Its beneficiaries are among those needing least assistance. The main cash‐and‐carry effect of age‐bias law is to confer legal leverage on older male holders of desirable jobs, such as managers, pilots, and college professors, who by threatening to raise the issue can extract ampler severance packets than might otherwise be offered them. Much legal talent is wasted in the resulting exit negotiations, which seldom seem to rouse the ire of critics of gaudy executive pay, golden parachutes and so forth.
It blatantly backfires on those it tries to help. Once cut loose from the old job, those same buyout recipients find it harder to land the next high‐level job because of the perception that older hires are more likely to need buyouts not far down the road.

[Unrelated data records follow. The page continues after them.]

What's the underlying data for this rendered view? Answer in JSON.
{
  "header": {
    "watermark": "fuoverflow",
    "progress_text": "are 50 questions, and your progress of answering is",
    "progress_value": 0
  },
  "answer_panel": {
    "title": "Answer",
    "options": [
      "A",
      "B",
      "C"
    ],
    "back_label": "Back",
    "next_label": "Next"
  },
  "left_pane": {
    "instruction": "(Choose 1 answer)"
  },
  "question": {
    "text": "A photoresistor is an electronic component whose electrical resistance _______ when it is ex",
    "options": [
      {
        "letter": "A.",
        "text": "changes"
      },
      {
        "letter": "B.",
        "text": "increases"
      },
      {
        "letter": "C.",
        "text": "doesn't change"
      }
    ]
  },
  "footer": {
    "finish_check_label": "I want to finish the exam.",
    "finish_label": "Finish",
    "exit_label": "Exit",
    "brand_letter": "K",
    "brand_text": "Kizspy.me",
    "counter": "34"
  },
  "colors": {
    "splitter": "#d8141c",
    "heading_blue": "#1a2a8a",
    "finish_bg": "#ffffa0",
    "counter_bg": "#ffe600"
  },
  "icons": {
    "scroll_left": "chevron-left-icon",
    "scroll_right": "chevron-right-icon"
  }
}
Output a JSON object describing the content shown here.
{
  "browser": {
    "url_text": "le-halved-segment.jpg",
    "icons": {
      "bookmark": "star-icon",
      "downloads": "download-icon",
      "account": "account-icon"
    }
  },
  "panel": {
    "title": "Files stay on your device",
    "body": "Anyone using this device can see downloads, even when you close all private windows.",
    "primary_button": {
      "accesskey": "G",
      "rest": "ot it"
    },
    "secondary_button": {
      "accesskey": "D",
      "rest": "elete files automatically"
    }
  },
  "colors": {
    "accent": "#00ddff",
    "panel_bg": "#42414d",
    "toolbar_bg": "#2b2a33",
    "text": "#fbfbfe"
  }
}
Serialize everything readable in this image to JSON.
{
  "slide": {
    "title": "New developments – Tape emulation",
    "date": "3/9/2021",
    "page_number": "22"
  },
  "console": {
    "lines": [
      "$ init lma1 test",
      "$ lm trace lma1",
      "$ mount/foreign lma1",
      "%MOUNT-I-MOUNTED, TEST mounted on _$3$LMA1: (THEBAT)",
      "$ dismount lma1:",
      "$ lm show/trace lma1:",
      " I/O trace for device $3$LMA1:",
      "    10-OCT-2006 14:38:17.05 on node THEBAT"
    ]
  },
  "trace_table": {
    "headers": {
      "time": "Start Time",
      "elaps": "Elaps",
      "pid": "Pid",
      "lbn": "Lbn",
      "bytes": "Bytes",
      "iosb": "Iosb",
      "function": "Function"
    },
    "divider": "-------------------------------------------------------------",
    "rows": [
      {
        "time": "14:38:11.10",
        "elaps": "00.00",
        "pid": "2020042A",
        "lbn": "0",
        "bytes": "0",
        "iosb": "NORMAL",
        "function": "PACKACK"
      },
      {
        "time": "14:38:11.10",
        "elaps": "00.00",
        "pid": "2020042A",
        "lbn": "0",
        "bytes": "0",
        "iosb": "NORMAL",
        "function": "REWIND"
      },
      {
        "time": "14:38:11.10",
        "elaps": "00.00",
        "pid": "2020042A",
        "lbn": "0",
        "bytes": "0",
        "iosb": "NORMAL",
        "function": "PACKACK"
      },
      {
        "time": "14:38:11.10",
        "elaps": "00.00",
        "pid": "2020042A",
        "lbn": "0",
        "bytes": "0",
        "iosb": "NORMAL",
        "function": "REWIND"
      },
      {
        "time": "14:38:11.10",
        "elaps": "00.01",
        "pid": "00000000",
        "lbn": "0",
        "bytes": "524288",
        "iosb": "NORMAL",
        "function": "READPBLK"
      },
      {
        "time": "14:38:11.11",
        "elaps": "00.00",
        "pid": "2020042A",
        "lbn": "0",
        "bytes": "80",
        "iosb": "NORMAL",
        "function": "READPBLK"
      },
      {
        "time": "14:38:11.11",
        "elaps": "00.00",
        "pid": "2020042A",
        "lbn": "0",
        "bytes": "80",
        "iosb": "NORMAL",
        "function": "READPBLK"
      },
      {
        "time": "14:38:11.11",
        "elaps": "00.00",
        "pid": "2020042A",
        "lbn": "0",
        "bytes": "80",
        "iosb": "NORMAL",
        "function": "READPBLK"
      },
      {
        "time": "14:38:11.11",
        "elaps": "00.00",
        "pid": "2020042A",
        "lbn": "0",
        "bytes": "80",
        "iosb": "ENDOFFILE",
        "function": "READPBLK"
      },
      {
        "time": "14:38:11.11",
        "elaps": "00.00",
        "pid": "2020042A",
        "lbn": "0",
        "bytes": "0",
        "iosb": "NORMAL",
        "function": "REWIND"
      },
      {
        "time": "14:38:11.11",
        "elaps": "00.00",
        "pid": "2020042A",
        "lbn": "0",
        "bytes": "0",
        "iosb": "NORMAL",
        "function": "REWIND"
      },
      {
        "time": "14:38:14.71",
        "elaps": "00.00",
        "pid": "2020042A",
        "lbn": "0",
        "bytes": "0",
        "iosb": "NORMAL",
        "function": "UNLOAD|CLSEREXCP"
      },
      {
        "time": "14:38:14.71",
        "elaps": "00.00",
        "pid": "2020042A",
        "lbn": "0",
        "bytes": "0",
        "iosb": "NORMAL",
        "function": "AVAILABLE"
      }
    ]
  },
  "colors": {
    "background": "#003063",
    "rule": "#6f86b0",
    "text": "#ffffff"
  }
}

It generates pointless avoidance mechanisms. Ask your HR director about the costly stage in layoff strategy known as “age‐balancing the RIF” or about the many small‐talk questions you’re not supposed to ask at job interviews for fear of seeming interested in the subject (“I notice you’re a veteran. Which war?”) or about the brain‐cracking legal headaches that arise from the premise that (at least in some situations) the design of pension plans is supposed to take no notice of age.
Its intellectual basis is lighter than helium. Race, sex, sexual orientation and disability each form the basis of a major identity politics movement. But really: “ageism?” It’s one thing to abridge liberty to expiate the national guilt of antebellum slavery, but can anyone keep a straight face in proclaiming persons of late middle age a historically oppressed class?
Please, I want to see this law repealed before I’m too old to enjoy it.